Elle prend la coordination de l’apprentissage avec le défi de rendre plus attractif le BPA « Travaux d’aménagements paysagers », gelé faute de candidat. Elle s’intéresse à l’inclusion des apprentis allophones et se forme pour mieux les accompagner.
Elle est aussi chargée de mettre en œuvre la rénovation du BP « Aménagements Paysagers », diplôme de niveau IV (comme le bac). Cette réforme a sensiblement diminué les heures d’enseignement, notamment général. L’équipe pédagogique cherche alors des solutions pour continuer à distiller ces connaissances. « C’était une question d’éthique, nous ne pouvions nous résoudre à ne former que des professionnels et non plus des citoyens. »
Tous les lundis matin, les temps consacrés au retour d’expérience après les sessions en entreprise sont coanimés avec un enseignant de matière générale. Des débats sont organisés pour exercer l’esprit critique. Un partenariat initié avec le Théâtre Dunois en 2019, dans le cadre du dispositif Créac (Convention régionale d’éducation artistique et culturelle) financé par la région Ile-de-France, permet aux apprentis d’assister à deux spectacles par an. Ils participent également à un projet animé par une compagnie de théâtre. « On veille à garder un lien avec la société, avec les arts. D’autres horizons doivent rester ouverts. Beaucoup de nos apprentis sont jeunes et leur construction ne peut se réduire au prisme du métier. »

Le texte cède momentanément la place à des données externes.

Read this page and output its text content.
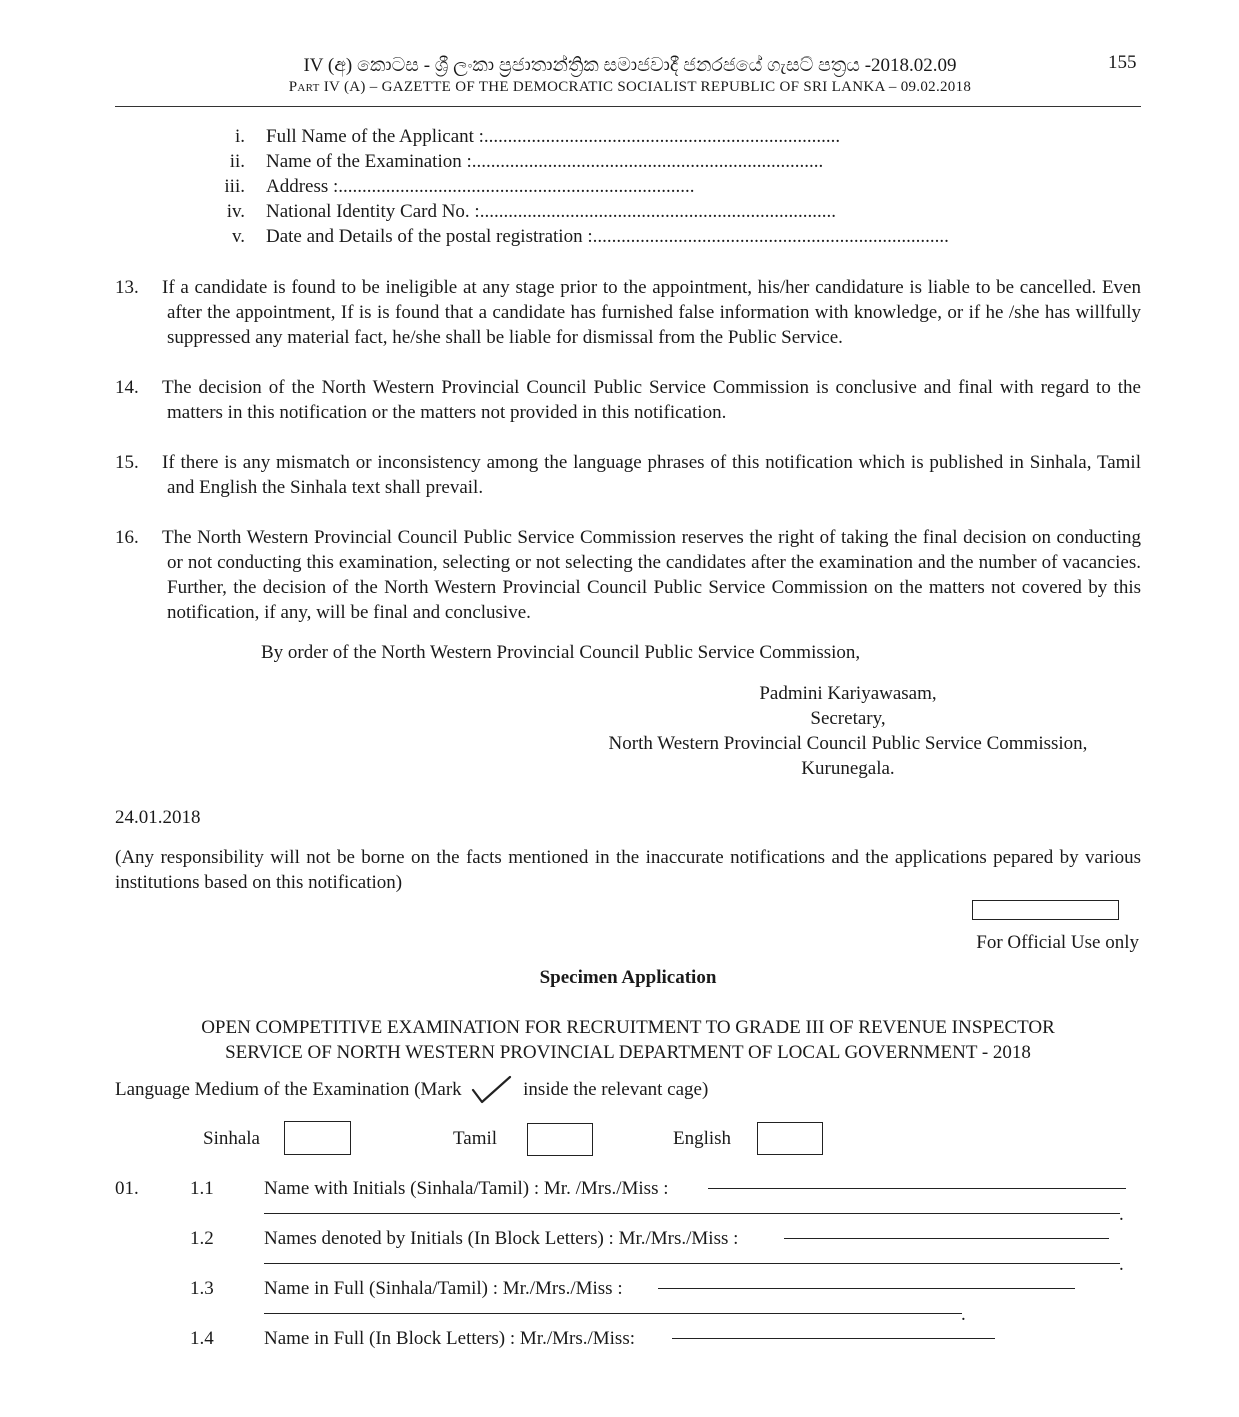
IV (අ) කොටස - ශ්‍රී ලංකා ප්‍රජාතාන්ත්‍රික සමාජවාදී ජනරජයේ ගැසට් පත්‍රය -2018.02.09
Part IV (A) – GAZETTE OF THE DEMOCRATIC SOCIALIST REPUBLIC OF SRI LANKA – 09.02.2018
155
i. Full Name of the Applicant :...........................................................................
ii. Name of the Examination :..........................................................................
iii. Address :...........................................................................
iv. National Identity Card No. :...........................................................................
v. Date and Details of the postal registration :...........................................................................
13. If a candidate is found to be ineligible at any stage prior to the appointment, his/her candidature is liable to be cancelled. Even after the appointment, If is is found that a candidate has furnished false information with knowledge, or if he /she has willfully suppressed any material fact, he/she shall be liable for dismissal from the Public Service.
14. The decision of the North Western Provincial Council Public Service Commission is conclusive and final with regard to the matters in this notification or the matters not provided in this notification.
15. If there is any mismatch or inconsistency among the language phrases of this notification which is published in Sinhala, Tamil and English the Sinhala text shall prevail.
16. The North Western Provincial Council Public Service Commission reserves the right of taking the final decision on conducting or not conducting this examination, selecting or not selecting the candidates after the examination and the number of vacancies. Further, the decision of the North Western Provincial Council Public Service Commission on the matters not covered by this notification, if any, will be final and conclusive.
By order of the North Western Provincial Council Public Service Commission,
Padmini Kariyawasam,
Secretary,
North Western Provincial Council Public Service Commission,
Kurunegala.
24.01.2018
(Any responsibility will not be borne on the facts mentioned in the inaccurate notifications and the applications pepared by various institutions based on this notification)
For Official Use only
Specimen Application
OPEN COMPETITIVE EXAMINATION FOR RECRUITMENT TO GRADE III OF REVENUE INSPECTOR
SERVICE OF NORTH WESTERN PROVINCIAL DEPARTMENT OF LOCAL GOVERNMENT - 2018
Language Medium of the Examination (Mark	inside the relevant cage)
Sinhala	Tamil	English
01.	1.1	Name with Initials (Sinhala/Tamil) : Mr. /Mrs./Miss :
.
1.2	Names denoted by Initials (In Block Letters) : Mr./Mrs./Miss :
.
1.3	Name in Full (Sinhala/Tamil) : Mr./Mrs./Miss :
.
1.4	Name in Full (In Block Letters) : Mr./Mrs./Miss:
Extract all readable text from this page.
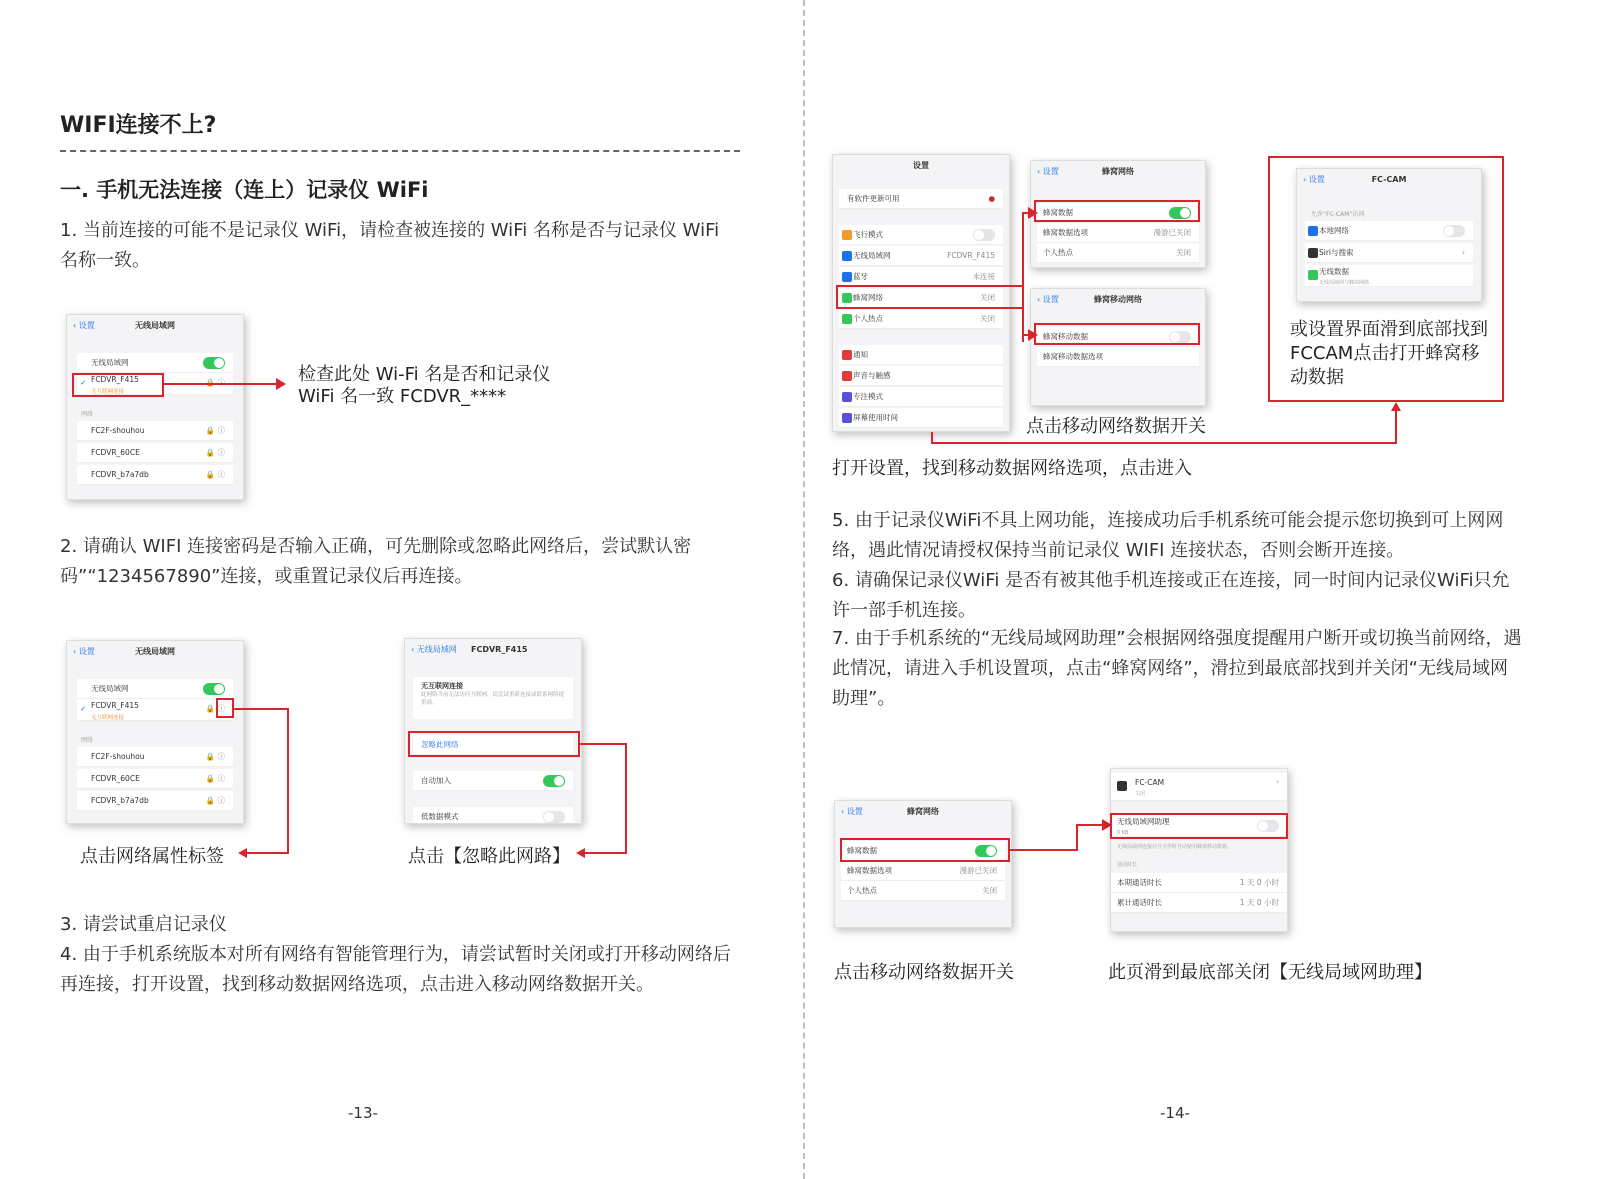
WIFI连接不上?
一. 手机无法连接（连上）记录仪 WiFi
1. 当前连接的可能不是记录仪 WiFi，请检查被连接的 WiFi 名称是否与记录仪 WiFi名称一致。
‹ 设置	无线局域网
无线局域网
✓ FCDVR_F415
无互联网连接
网络
FC2F-shouhou	🔒 ⓘ
FCDVR_60CE	🔒 ⓘ
FCDVR_b7a7db	🔒 ⓘ
检查此处 Wi-Fi 名是否和记录仪
WiFi 名一致 FCDVR_****
2. 请确认 WIFI 连接密码是否输入正确，可先删除或忽略此网络后，尝试默认密码”“1234567890”连接，或重置记录仪后再连接。
‹ 设置	无线局域网
无线局域网
✓ FCDVR_F415
无互联网连接
🔒 ⓘ
网络
FC2F-shouhou	🔒 ⓘ
FCDVR_60CE	🔒 ⓘ
FCDVR_b7a7db	🔒 ⓘ
点击网络属性标签
‹ 无线局域网 FCDVR_F415
无互联网连接
此网络当前无法访问互联网，请尝试重新连接或联系网络提供商。
忽略此网络
自动加入
低数据模式
点击【忽略此网路】
3. 请尝试重启记录仪
4. 由于手机系统版本对所有网络有智能管理行为，请尝试暂时关闭或打开移动网络后再连接，打开设置，找到移动数据网络选项，点击进入移动网络数据开关。
-13-
设置
有软件更新可用	●
飞行模式
无线局域网	FCDVR_F415
蓝牙	未连接
蜂窝网络	关闭
个人热点	关闭
通知
声音与触感
专注模式
屏幕使用时间
‹ 设置	蜂窝网络
蜂窝数据
蜂窝数据选项	漫游已关闭
个人热点	关闭
‹ 设置	蜂窝移动网络
蜂窝移动数据
蜂窝移动数据选项
点击移动网络数据开关
‹ 设置	FC-CAM
允许“FC-CAM”访问
本地网络
Siri与搜索	›
无线数据
无线局域网与蜂窝网络
或设置界面滑到底部找到FCCAM点击打开蜂窝移动数据
打开设置，找到移动数据网络选项，点击进入
5. 由于记录仪WiFi不具上网功能，连接成功后手机系统可能会提示您切换到可上网网络，遇此情况请授权保持当前记录仪 WIFI 连接状态，否则会断开连接。
6. 请确保记录仪WiFi 是否有被其他手机连接或正在连接，同一时间内记录仪WiFi只允许一部手机连接。
7. 由于手机系统的“无线局域网助理”会根据网络强度提醒用户断开或切换当前网络，遇此情况，请进入手机设置项，点击“蜂窝网络”，滑拉到最底部找到并关闭“无线局域网助理”。
‹ 设置	蜂窝网络
蜂窝数据
蜂窝数据选项	漫游已关闭
个人热点	关闭
FC-CAM
关闭
›
无线局域网助理
0 KB
无线局域网连接信号不佳时自动使用蜂窝移动数据。
通话时长
本期通话时长	1 天 0 小时
累计通话时长	1 天 0 小时
点击移动网络数据开关	此页滑到最底部关闭【无线局域网助理】
-14-
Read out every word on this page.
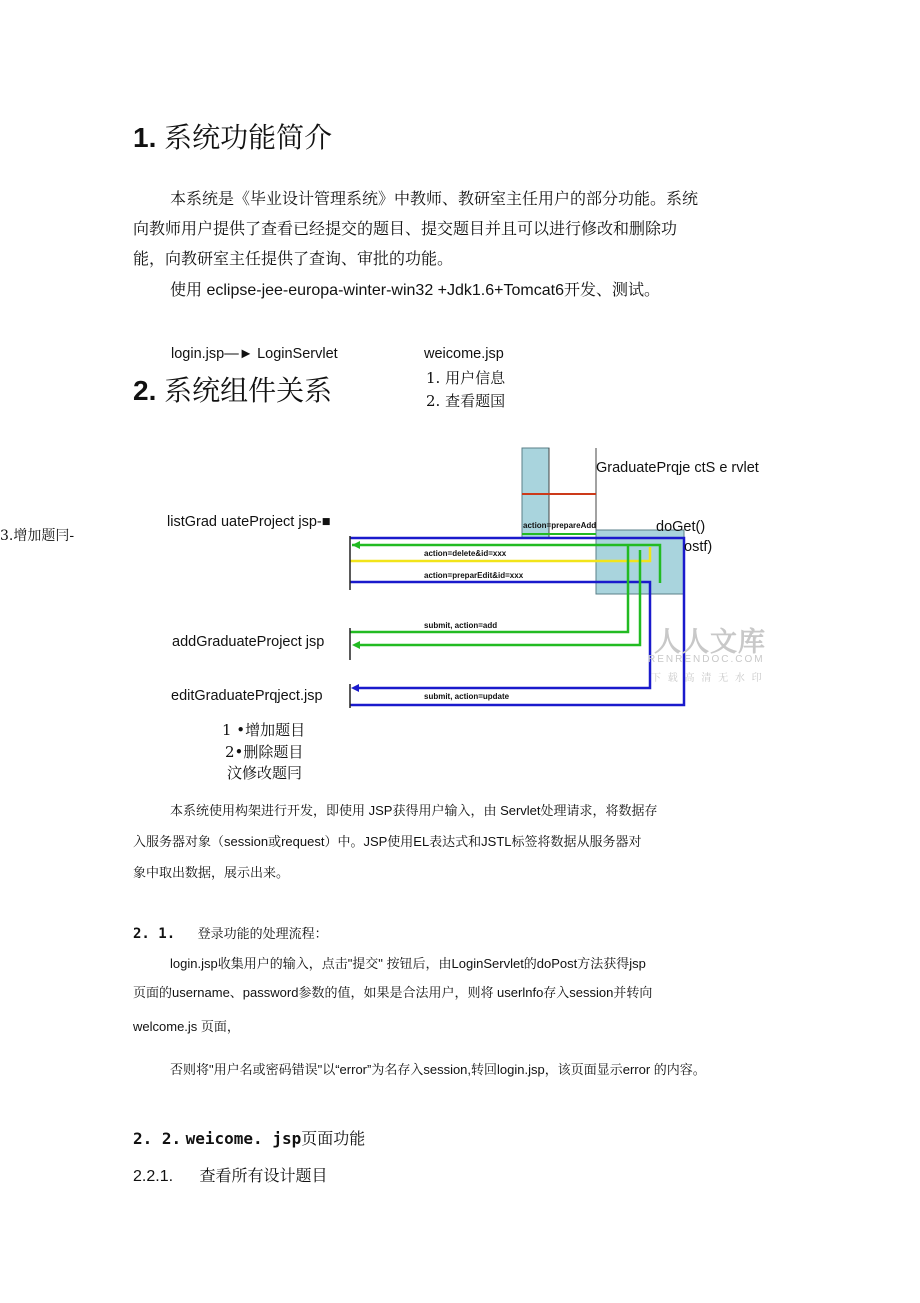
1. 系统功能简介
本系统是《毕业设计管理系统》中教师、教研室主任用户的部分功能。系统
向教师用户提供了查看已经提交的题目、提交题目并且可以进行修改和删除功
能，向教研室主任提供了查询、审批的功能。
使用 eclipse-jee-europa-winter-win32 +Jdk1.6+Tomcat6开发、测试。
login.jsp—► LoginServlet	weicome.jsp
2. 系统组件关系	1. 用户信息
2. 查看题国
3.增加题冃-
action=prepareAdd
action=delete&id=xxx
action=preparEdit&id=xxx
submit, action=add
submit, action=update
GraduatePrqje ctS e rvlet
doGet()
ostf)
listGrad uateProject jsp-■
addGraduateProject jsp
editGraduatePrqject.jsp
人人文库
RENRENDOC.COM
下 载 高 清 无 水 印
1 •增加题目
2•删除题目
汶修改题冃
本系统使用构架进行开发，即使用 JSP获得用户输入，由 Servlet处理请求，将数据存
入服务器对象（session或request）中。JSP使用EL表达式和JSTL标签将数据从服务器对
象中取出数据，展示出来。
2. 1. 登录功能的处理流程：
login.jsp收集用户的输入，点击"提交" 按钮后，由LoginServlet的doPost方法获得jsp
页面的username、password参数的值，如果是合法用户，则将 userlnfo存入session并转向
welcome.js 页面，
否则将"用户名或密码错误"以“error”为名存入session,转回login.jsp，该页面显示error 的内容。
2. 2. weicome. jsp页面功能
2.2.1. 查看所有设计题目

Elle a fait évoluer ses cours au fil du temps et élargit son éventail de pédagogies. « Des classes fonctionnent bien en cours magistral, d’autres plus en ateliers. J’ai appris qu’en termes de pédagogie, il n’y a pas de règles. Je n’ai pas de déroulé type, le besoin d’adaptation est permanent. » Elle installe un rituel en introduisant chaque cours avec cinq questions, dont une sur la thématique qui sera abordée, « cela me permet de pouvoir évaluer les prérequis ».

Travail en atelier.
Cette première demi-heure lui est également utile pour choisir le support et la méthode adaptés en observant l’humeur et l’état de fatigue. Les classes sont composées de multiples profils, avec des parcours et âges différents, de jeunes à l’orientation choisie ou subie, d’adultes en reconversion. Les séances durent trois à quatre heures, ce qui laisse le temps en classe pour des ateliers de travail en petits groupes, des combinaisons de vidéos, de jeux, d’activités pratiques à l’extérieur, comme la réalisation de l’entretien des surfaces enherbées à l’arborétum de la Ville de Paris.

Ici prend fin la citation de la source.